Thursday, 28 September 2017

Nigeria is a federation in name and not in practice – Ben Nwabueze

By Emeka Mamah and Dennis Agbo
Enugu – The Chairman of both the Patriots and Project Nigeria Movement, PNT, Professor Ben Nwabueze has said that Nigeria is a federation in name and not in practice and called for the restructuring of the country to reflect its true status to ensure a new beginning.
Nigeria cheer during the 2018 FIFA World Cup qualifying football match between Nigeria and Cameroon at Godswill Akpabio International Stadium in Uyo, southern Nigeria, on September 1, 2017. 
He also said that the widespread clamour among Nigerians was not aimed at breaking up the country but to ensure fairness and equity for all irrespective of tribes or religion, just as he condemned the unilateral proscription of the Indigenous People of Biafra, IPOB, without engaging in dialogue with IPOB.
This was contained in a statement he issued in Enugu Thursday.
Nwabueze, in the statement entitled “Press Statement on Restructuring to mark our 57th Independence Anniversary,” said, “The object of re-structuring for which there is a widespread clamour among Nigerians, is not to break up the country or to enable agitators to secede from its sovereignty and territorial integrity.
Far from that, the object is, by reforming the governmental structures and attuning them to the needs and wishes of the people, to ensure that the immense diversity of ethnic nationalities comprised in the state will continue to co-exist together in peace, prosperity and progress as citizens of one country united by common interests, common aspirations and a common destiny.

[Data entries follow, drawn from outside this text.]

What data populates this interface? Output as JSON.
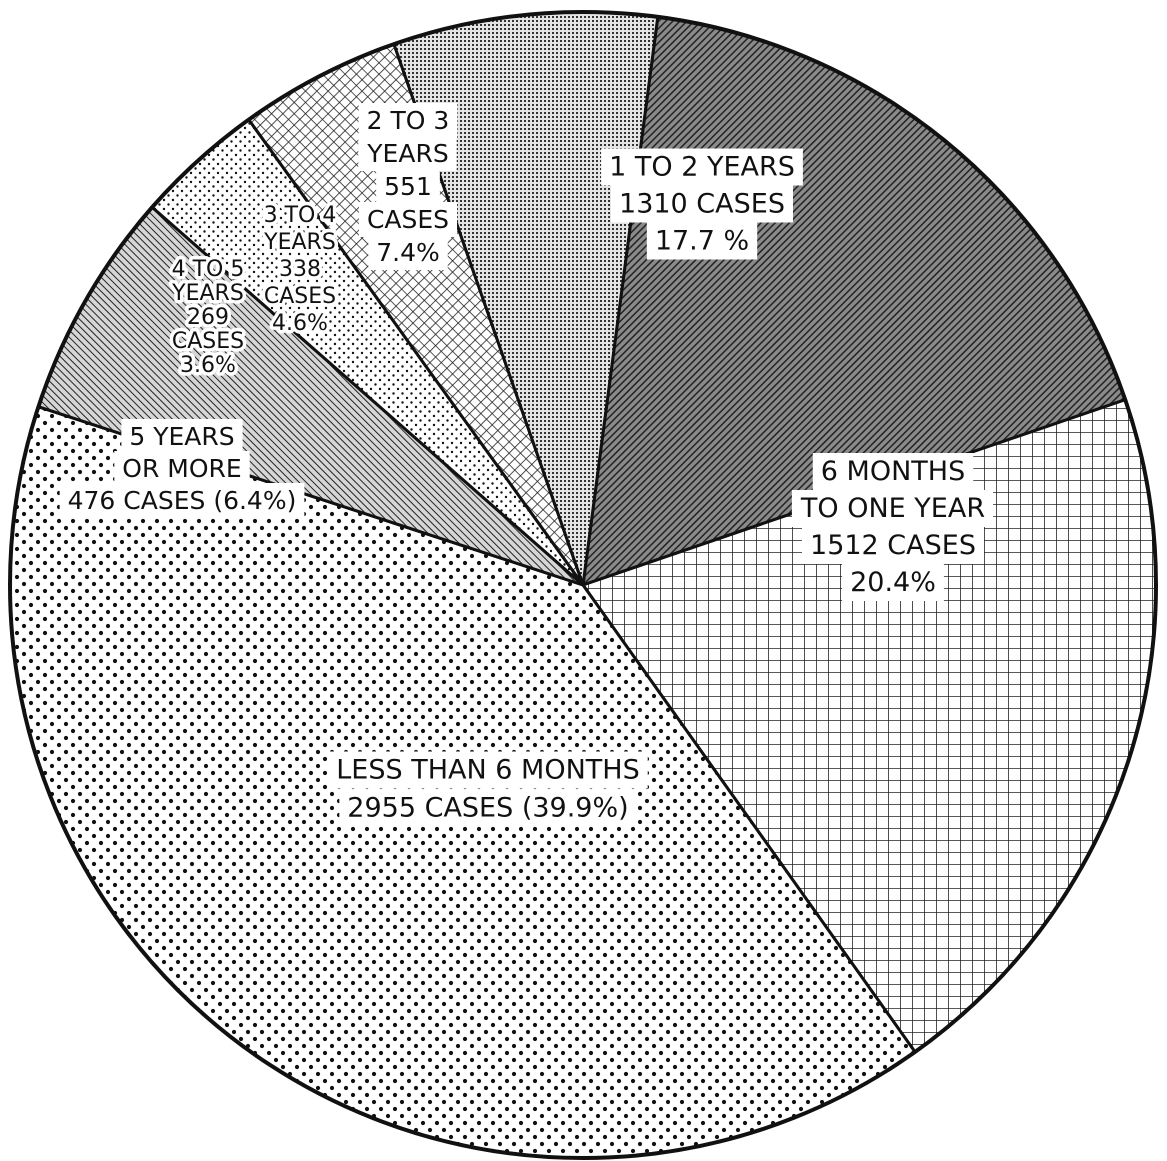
{
  "chart_data": {
    "type": "pie",
    "slices": [
      {
        "label_lines": [
          "1 TO 2 YEARS",
          "1310 CASES",
          "17.7 %"
        ],
        "category": "1 TO 2 YEARS",
        "cases": 1310,
        "percent": 17.7,
        "pattern": "diag-dark"
      },
      {
        "label_lines": [
          "6 MONTHS",
          "TO ONE YEAR",
          "1512 CASES",
          "20.4%"
        ],
        "category": "6 MONTHS TO ONE YEAR",
        "cases": 1512,
        "percent": 20.4,
        "pattern": "grid"
      },
      {
        "label_lines": [
          "LESS THAN 6 MONTHS",
          "2955 CASES (39.9%)"
        ],
        "category": "LESS THAN 6 MONTHS",
        "cases": 2955,
        "percent": 39.9,
        "pattern": "dots-large"
      },
      {
        "label_lines": [
          "5 YEARS",
          "OR MORE",
          "476 CASES (6.4%)"
        ],
        "category": "5 YEARS OR MORE",
        "cases": 476,
        "percent": 6.4,
        "pattern": "diag-medium"
      },
      {
        "label_lines": [
          "4 TO 5",
          "YEARS",
          "269",
          "CASES",
          "3.6%"
        ],
        "category": "4 TO 5 YEARS",
        "cases": 269,
        "percent": 3.6,
        "pattern": "dots-small"
      },
      {
        "label_lines": [
          "3 TO 4",
          "YEARS",
          "338",
          "CASES",
          "4.6%"
        ],
        "category": "3 TO 4 YEARS",
        "cases": 338,
        "percent": 4.6,
        "pattern": "crosshatch"
      },
      {
        "label_lines": [
          "2 TO 3",
          "YEARS",
          "551",
          "CASES",
          "7.4%"
        ],
        "category": "2 TO 3 YEARS",
        "cases": 551,
        "percent": 7.4,
        "pattern": "fine-dots"
      }
    ],
    "start_direction": "top, boundary between 2 TO 3 YEARS and 1 TO 2 YEARS",
    "direction": "clockwise",
    "legend": "none",
    "title": ""
  }
}
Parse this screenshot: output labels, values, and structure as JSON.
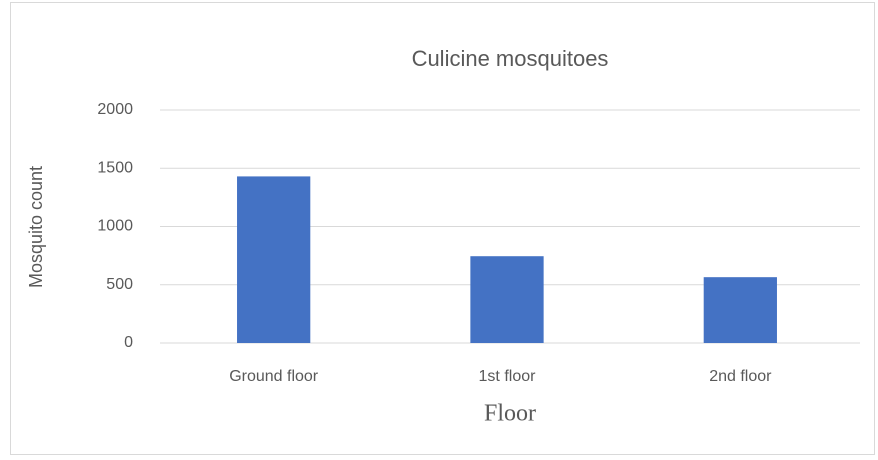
{
  "chart_data": {
    "type": "bar",
    "title": "Culicine mosquitoes",
    "y_label": "Mosquito count",
    "x_label": "Floor",
    "categories": [
      "Ground floor",
      "1st floor",
      "2nd floor"
    ],
    "values": [
      1430,
      745,
      565
    ],
    "color": "#4472c4",
    "ylim": [
      0,
      2000
    ],
    "yticks": [
      0,
      500,
      1000,
      1500,
      2000
    ],
    "grid": true
  }
}
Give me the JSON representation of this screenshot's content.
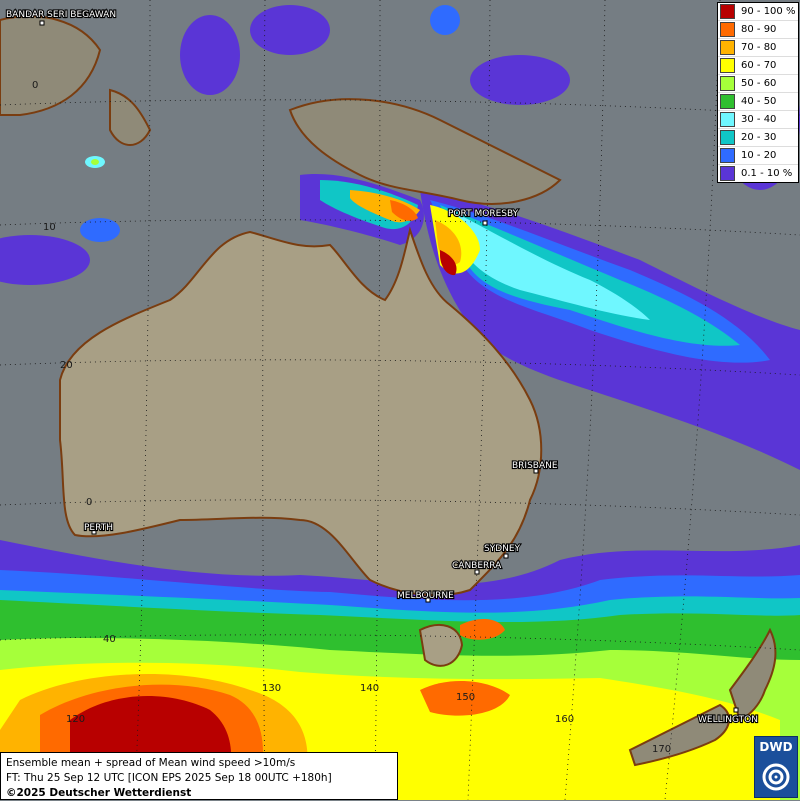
{
  "legend": {
    "items": [
      {
        "label": "90 - 100 %",
        "color": "#b80000"
      },
      {
        "label": "80 - 90",
        "color": "#ff6a00"
      },
      {
        "label": "70 - 80",
        "color": "#ffb300"
      },
      {
        "label": "60 - 70",
        "color": "#ffff00"
      },
      {
        "label": "50 - 60",
        "color": "#a6ff3a"
      },
      {
        "label": "40 - 50",
        "color": "#2fbf2f"
      },
      {
        "label": "30 - 40",
        "color": "#6ff7ff"
      },
      {
        "label": "20 - 30",
        "color": "#10c6c6"
      },
      {
        "label": "10 - 20",
        "color": "#2f6bff"
      },
      {
        "label": "0.1 - 10 %",
        "color": "#5a35d6"
      }
    ]
  },
  "cities": [
    {
      "label": "BANDAR SERI BEGAWAN"
    },
    {
      "label": "PORT MORESBY"
    },
    {
      "label": "BRISBANE"
    },
    {
      "label": "PERTH"
    },
    {
      "label": "SYDNEY"
    },
    {
      "label": "CANBERRA"
    },
    {
      "label": "MELBOURNE"
    },
    {
      "label": "WELLINGTON"
    }
  ],
  "grid_labels": {
    "lat": [
      "0",
      "10",
      "20",
      "0",
      "40"
    ],
    "lon": [
      "130",
      "140",
      "150",
      "160",
      "170",
      "120"
    ]
  },
  "info": {
    "line1": "Ensemble mean + spread of Mean wind speed >10m/s",
    "line2": "FT: Thu 25 Sep 12 UTC [ICON EPS 2025 Sep 18 00UTC +180h]",
    "copyright": "©2025 Deutscher Wetterdienst"
  },
  "logo": {
    "text": "DWD"
  }
}
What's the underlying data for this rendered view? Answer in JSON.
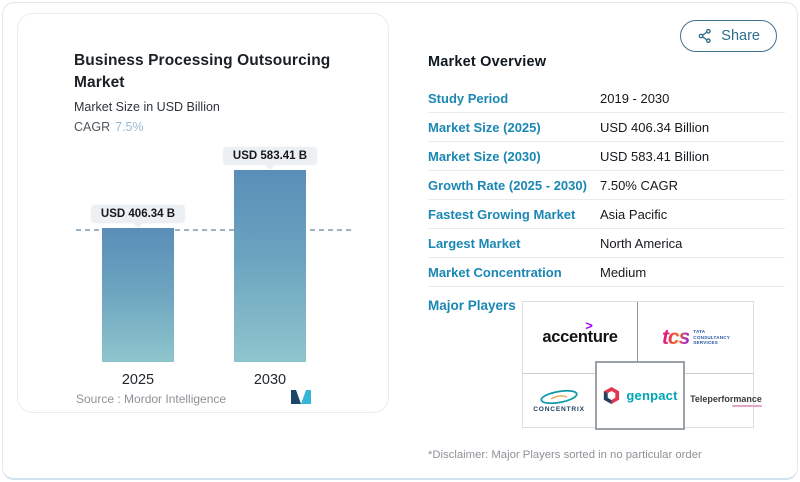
{
  "share": {
    "label": "Share"
  },
  "chart_panel": {
    "title": "Business Processing Outsourcing Market",
    "subtitle": "Market Size in USD Billion",
    "cagr_label": "CAGR",
    "cagr_value": "7.5%",
    "source_label": "Source :  Mordor Intelligence"
  },
  "chart_data": {
    "type": "bar",
    "categories": [
      "2025",
      "2030"
    ],
    "values": [
      406.34,
      583.41
    ],
    "value_labels": [
      "USD 406.34 B",
      "USD 583.41 B"
    ],
    "title": "Business Processing Outsourcing Market",
    "ylabel": "Market Size in USD Billion",
    "cagr": "7.5%",
    "ylim": [
      0,
      583.41
    ],
    "grid": false,
    "annotations": [
      "dashed reference line at 2025 value"
    ],
    "source": "Mordor Intelligence"
  },
  "overview": {
    "heading": "Market Overview",
    "rows": [
      {
        "label": "Study Period",
        "value": "2019 - 2030"
      },
      {
        "label": "Market Size (2025)",
        "value": "USD 406.34 Billion"
      },
      {
        "label": "Market Size (2030)",
        "value": "USD 583.41 Billion"
      },
      {
        "label": "Growth Rate (2025 - 2030)",
        "value": "7.50% CAGR"
      },
      {
        "label": "Fastest Growing Market",
        "value": "Asia Pacific"
      },
      {
        "label": "Largest Market",
        "value": "North America"
      },
      {
        "label": "Market Concentration",
        "value": "Medium"
      }
    ],
    "major_players_label": "Major Players",
    "players": [
      {
        "name": "Accenture",
        "wordmark": "accenture",
        "symbol": ">"
      },
      {
        "name": "Tata Consultancy Services",
        "wordmark": "tcs",
        "line1": "TATA",
        "line2": "CONSULTANCY",
        "line3": "SERVICES"
      },
      {
        "name": "Concentrix",
        "wordmark": "CONCENTRIX"
      },
      {
        "name": "Genpact",
        "wordmark": "genpact"
      },
      {
        "name": "Teleperformance",
        "wordmark": "Teleperformance"
      }
    ],
    "disclaimer": "*Disclaimer: Major Players sorted in no particular order"
  },
  "colors": {
    "accent-teal": "#1b87b4",
    "share-blue": "#2e6f8e",
    "bar-top": "#5a8eb8",
    "bar-bottom": "#8ec5cd",
    "cagr-blue": "#95bbd3",
    "dark-text": "#1a2026",
    "muted-text": "#8d9298",
    "label-box-bg": "#edf0f2",
    "dashed-line": "#9db3c4"
  }
}
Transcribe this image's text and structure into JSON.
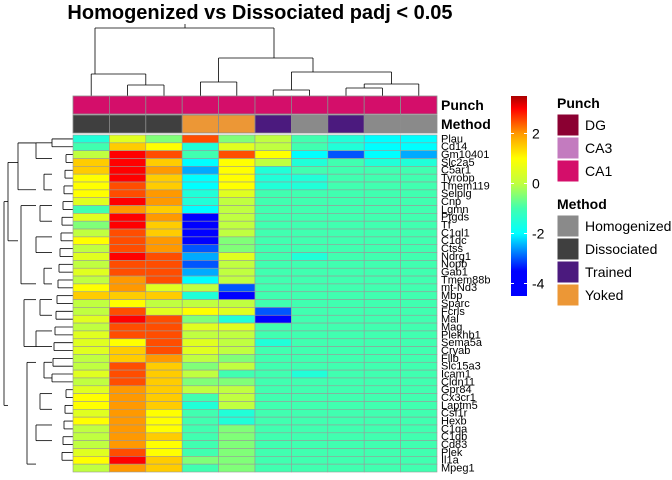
{
  "chart_data": {
    "type": "heatmap",
    "title": "Homogenized vs Dissociated padj < 0.05",
    "annotation_labels": [
      "Punch",
      "Method"
    ],
    "rows": [
      "Plau",
      "Cd14",
      "Gm10401",
      "Slc2a5",
      "C5ar1",
      "Tyrobp",
      "Tmem119",
      "Selplg",
      "Cnp",
      "Lgmn",
      "Ptgds",
      "Tf",
      "C1ql1",
      "C1qc",
      "Ctss",
      "Ndrg1",
      "Nopb",
      "Gab1",
      "Tmem88b",
      "mt-Nd3",
      "Mbp",
      "Sparc",
      "Fcrls",
      "Mal",
      "Mag",
      "Plekhb1",
      "Sema5a",
      "Cryab",
      "Fllb",
      "Slc15a3",
      "Icam1",
      "Cldn11",
      "Gpr84",
      "Cx3cr1",
      "Laptm5",
      "Csf1r",
      "Hexb",
      "C1qa",
      "C1qb",
      "Cd83",
      "Plek",
      "Il1a",
      "Mpeg1"
    ],
    "columns": [
      {
        "punch": "CA1",
        "method": "Dissociated"
      },
      {
        "punch": "CA1",
        "method": "Dissociated"
      },
      {
        "punch": "CA1",
        "method": "Dissociated"
      },
      {
        "punch": "CA1",
        "method": "Yoked"
      },
      {
        "punch": "CA1",
        "method": "Yoked"
      },
      {
        "punch": "CA1",
        "method": "Trained"
      },
      {
        "punch": "CA1",
        "method": "Homogenized"
      },
      {
        "punch": "CA1",
        "method": "Trained"
      },
      {
        "punch": "CA1",
        "method": "Homogenized"
      },
      {
        "punch": "CA1",
        "method": "Homogenized"
      }
    ],
    "values": [
      [
        -1.5,
        0.5,
        -0.5,
        2.5,
        -0.5,
        0,
        -1,
        -1.5,
        -2,
        -2
      ],
      [
        -1,
        1.5,
        1,
        -1.5,
        0.5,
        0,
        -1,
        -1.5,
        -2,
        -2
      ],
      [
        0,
        3,
        2.5,
        -1,
        2.5,
        1,
        -2,
        -3,
        -2,
        -2.5
      ],
      [
        1.5,
        3,
        1.5,
        -2,
        1,
        0,
        -1.5,
        -1,
        -1.5,
        -1.5
      ],
      [
        1.5,
        3,
        2,
        -2.5,
        1,
        -1.5,
        -1,
        -1,
        -1,
        -1
      ],
      [
        1,
        3,
        1.5,
        -2,
        1,
        -1.5,
        -1.5,
        -1,
        -1,
        -1
      ],
      [
        1,
        2.5,
        1.5,
        -2,
        1,
        -1.5,
        -1.5,
        -1,
        -1,
        -1
      ],
      [
        1,
        2.5,
        2,
        -1.5,
        0.5,
        -1,
        -1,
        -1,
        -1,
        -1
      ],
      [
        0.5,
        3,
        2,
        -1.5,
        0,
        -1,
        -1,
        -1,
        -1,
        -1
      ],
      [
        -1,
        2,
        1.5,
        -2,
        0,
        -1,
        -1,
        -1,
        -1,
        -1
      ],
      [
        0.5,
        3,
        2,
        -4,
        0,
        -1,
        -1,
        -1,
        -1,
        -1
      ],
      [
        -0.5,
        3,
        1.5,
        -4,
        0,
        -1,
        -1,
        -1,
        -1,
        -1
      ],
      [
        0,
        2.5,
        1.5,
        -4,
        0,
        -1,
        -1,
        -1,
        -1,
        -1
      ],
      [
        1,
        2.5,
        2,
        -4,
        -0.5,
        -1,
        -1,
        -1,
        -1,
        -1
      ],
      [
        0,
        2.5,
        2,
        -3,
        -0.5,
        -1,
        -1,
        -1,
        -1,
        -1
      ],
      [
        0.5,
        3,
        2.5,
        -2.5,
        0.5,
        -1,
        -1.5,
        -1,
        -1,
        -1
      ],
      [
        0,
        2.5,
        2.5,
        -3,
        0,
        -1,
        -1,
        -1,
        -1,
        -1
      ],
      [
        0.5,
        2.5,
        2.5,
        -2.5,
        0,
        -1,
        -1,
        -1,
        -1,
        -1
      ],
      [
        0,
        2,
        2.5,
        -2,
        0,
        -1,
        -1,
        -1,
        -1,
        -1
      ],
      [
        1,
        2,
        0.5,
        0,
        -3,
        -1,
        -1,
        -1,
        -1,
        -1
      ],
      [
        1.5,
        1.5,
        1.5,
        -1.5,
        -4,
        -1,
        -1,
        -1,
        -1,
        -1
      ],
      [
        0,
        1,
        0,
        0,
        0,
        -1,
        -1,
        -1,
        -1,
        -1
      ],
      [
        0,
        2.5,
        0.5,
        1,
        0.5,
        -3,
        -1,
        -1,
        -1,
        -1
      ],
      [
        0.5,
        3,
        2.5,
        -0.5,
        -1.5,
        -4,
        -1,
        -1,
        -1,
        -1
      ],
      [
        0,
        2.5,
        2.5,
        0.5,
        0.5,
        -1,
        -1,
        -1,
        -1,
        -1
      ],
      [
        0.5,
        2.5,
        2.5,
        0,
        0,
        -1,
        -1,
        -1,
        -1,
        -1
      ],
      [
        0.5,
        1,
        2.5,
        0.5,
        0,
        -1.5,
        -1,
        -1,
        -1,
        -1
      ],
      [
        0.5,
        1.5,
        2.5,
        0.5,
        0,
        -1,
        -1,
        -1,
        -1,
        -1
      ],
      [
        0,
        1.5,
        2,
        0,
        -0.5,
        -1,
        -1,
        -1,
        -1,
        -1
      ],
      [
        0,
        2.5,
        1.5,
        -0.5,
        0,
        -1,
        -1,
        -1,
        -1,
        -1
      ],
      [
        0.5,
        2.5,
        1.5,
        0,
        -1,
        -1,
        -1.5,
        -1,
        -1,
        -1
      ],
      [
        0,
        2.5,
        1.5,
        -0.5,
        -0.5,
        -1,
        -1,
        -1,
        -1,
        -1
      ],
      [
        0.5,
        2,
        1.5,
        0,
        0,
        -1,
        -1,
        -1,
        -1,
        -1
      ],
      [
        1,
        2,
        1.5,
        -1,
        0,
        -1,
        -1,
        -1,
        -1,
        -1
      ],
      [
        1,
        2,
        1.5,
        -1.5,
        0,
        -1,
        -1,
        -1,
        -1,
        -1
      ],
      [
        0.5,
        2,
        1,
        -1,
        -1.5,
        -1,
        -1,
        -1,
        -1,
        -1
      ],
      [
        1,
        2,
        1,
        -1,
        -1.5,
        -1,
        -1,
        -1,
        -1,
        -1
      ],
      [
        0,
        2,
        1,
        -1,
        -0.5,
        -1,
        -1,
        -1,
        -1,
        -1
      ],
      [
        0,
        2,
        1.5,
        -1,
        -0.5,
        -1,
        -1,
        -1,
        -1,
        -1
      ],
      [
        0,
        2,
        1,
        -1,
        -0.5,
        -1,
        -1,
        -1,
        -1,
        -1
      ],
      [
        0.5,
        2.5,
        1,
        -1,
        -0.5,
        -1,
        -1,
        -1,
        -1,
        -1
      ],
      [
        1,
        3,
        1.5,
        -0.5,
        -0.5,
        -1,
        -1,
        -1,
        -1,
        -1
      ],
      [
        0,
        2,
        1.5,
        -1,
        -0.5,
        -1,
        -1,
        -1,
        -1,
        -1
      ]
    ],
    "color_scale": {
      "min": -4.5,
      "max": 3.5,
      "stops": [
        {
          "v": -4.5,
          "c": "#0000ff"
        },
        {
          "v": -3.5,
          "c": "#0000ff"
        },
        {
          "v": -2.0,
          "c": "#00ffff"
        },
        {
          "v": -1.0,
          "c": "#40ffb0"
        },
        {
          "v": 0.0,
          "c": "#c0ff40"
        },
        {
          "v": 1.0,
          "c": "#ffff00"
        },
        {
          "v": 2.0,
          "c": "#ff9900"
        },
        {
          "v": 3.0,
          "c": "#ff0000"
        },
        {
          "v": 3.5,
          "c": "#aa0000"
        }
      ],
      "ticks": [
        2,
        0,
        -2,
        -4
      ]
    },
    "legend_punch": {
      "title": "Punch",
      "items": [
        {
          "label": "DG",
          "color": "#8b0032"
        },
        {
          "label": "CA3",
          "color": "#c37bbf"
        },
        {
          "label": "CA1",
          "color": "#d40e6a"
        }
      ]
    },
    "legend_method": {
      "title": "Method",
      "items": [
        {
          "label": "Homogenized",
          "color": "#8a8a8a"
        },
        {
          "label": "Dissociated",
          "color": "#3f3f3f"
        },
        {
          "label": "Trained",
          "color": "#4b1a7e"
        },
        {
          "label": "Yoked",
          "color": "#ec9736"
        }
      ]
    }
  }
}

“The clamour for re-structuring must therefore be seen as a clamour for the setting up of appropriate platforms or fora to renegotiate suitable governmental structures for the pursuit and realization of our common needs for development, good governance and national transformation.
“In short, the clamour for re-structuring is more than a clamour for the reform of our governmental structures. This is only its primary focus. In its wider, more fundamental focus, it is a call for Nigeria to “make a new beginning” under a new Constitution approved and adopted by the people at a Referendum, a new politico-legal order that will cleanse the country of the rottenness that pervades it and enable to “chart a road map for its destiny” or what has been referred to as “re-structuring of the mind.”
This aspect of re-structuring, which is as necessary as its primary focus, will need to be led by a President, as the elected Leader of the people, imbued with an ardour for national transformation.
“The governmental structure that needs particularly to be reformed by re-structuring is our federal system. Federalism is commonly agreed to be a compelling necessity for the maintenance of peace, stability and development of Nigeria as one country.
“The 1960/1963 Constitutions of Nigeria established a federal system with three (later four) regions each invested with sufficient autonomy to govern itself in matters that concerned it alone – internal self-government – without undue control by, or interference from, the centre, thus giving each region the impetus and incentive to develop optimally in healthy competition with the others.
“The federal system under the two Constitutions (1960 and 1963) may fairly be described as a model of true federalism.
“Regrettably, the intrusion of absolutist military rule for 28 years after 1965 has brought about the accretion of a vast amount of additional powers to the Centre, over and above what they were under the 1960/63 Constitutions, resulting in the system being turned virtually into a unitary system; the system is still tagged federal, but it is so largely in name.“There are certain matters involved in this, undue concentration of powers and financial resources at the Centre that need to be specifically mentioned, viz
“It is a manifest contradiction to conceive of a government, whether in a federal or unitary system, without a constitution. There is just no such thing. The very notion of a government necessarily implies a constitution. Separate governments, as required by federalism, necessarily imply a separate constitution for each of the governments.
“The contradiction of a state or government without a separate coercive force of its own and under its independent control to maintain its existence and authority as a government and to enforce its laws. States exist, says D’treaves, according as they have a coercive force to exact obedience to their commands.
It is certainly incompatible with the notion of a separate government for each of the constituent units in a federal system that the only coercive force for the maintenance of their existence and authority as a government and for the enforcement of their laws is placed under the control of the Federal Government. The federating units in Nigeria need to have their separate and independent police force to conform with the requirements of federalism.
“The incompatibility with the autonomy of a constituent unit in a federal system that the election of its political functionaries – governor, members of its legislative assembly and local government councils – should be conducted by an organ of the Federal Government.
“The extension of federal power to the control of land. Land title is now largely exclusive to the Federal Government, for not only is the Land Use Act 1978 entrenched in the Constitution (s.315(5)), but also its provisions are to “continue to have effect as federal enactments and as if they related to matters included in the Exclusive Legislative List set out in Part 1 of the Second Schedule to this Constitution.”
“Aspects of local government are now also brought within the purview of the Federal Government. The extension of federal power to aspects of local government offends against the principle that local government is an example par excellence of a matter of local concern which places it squarely within the exclusive competence of the Regions or States.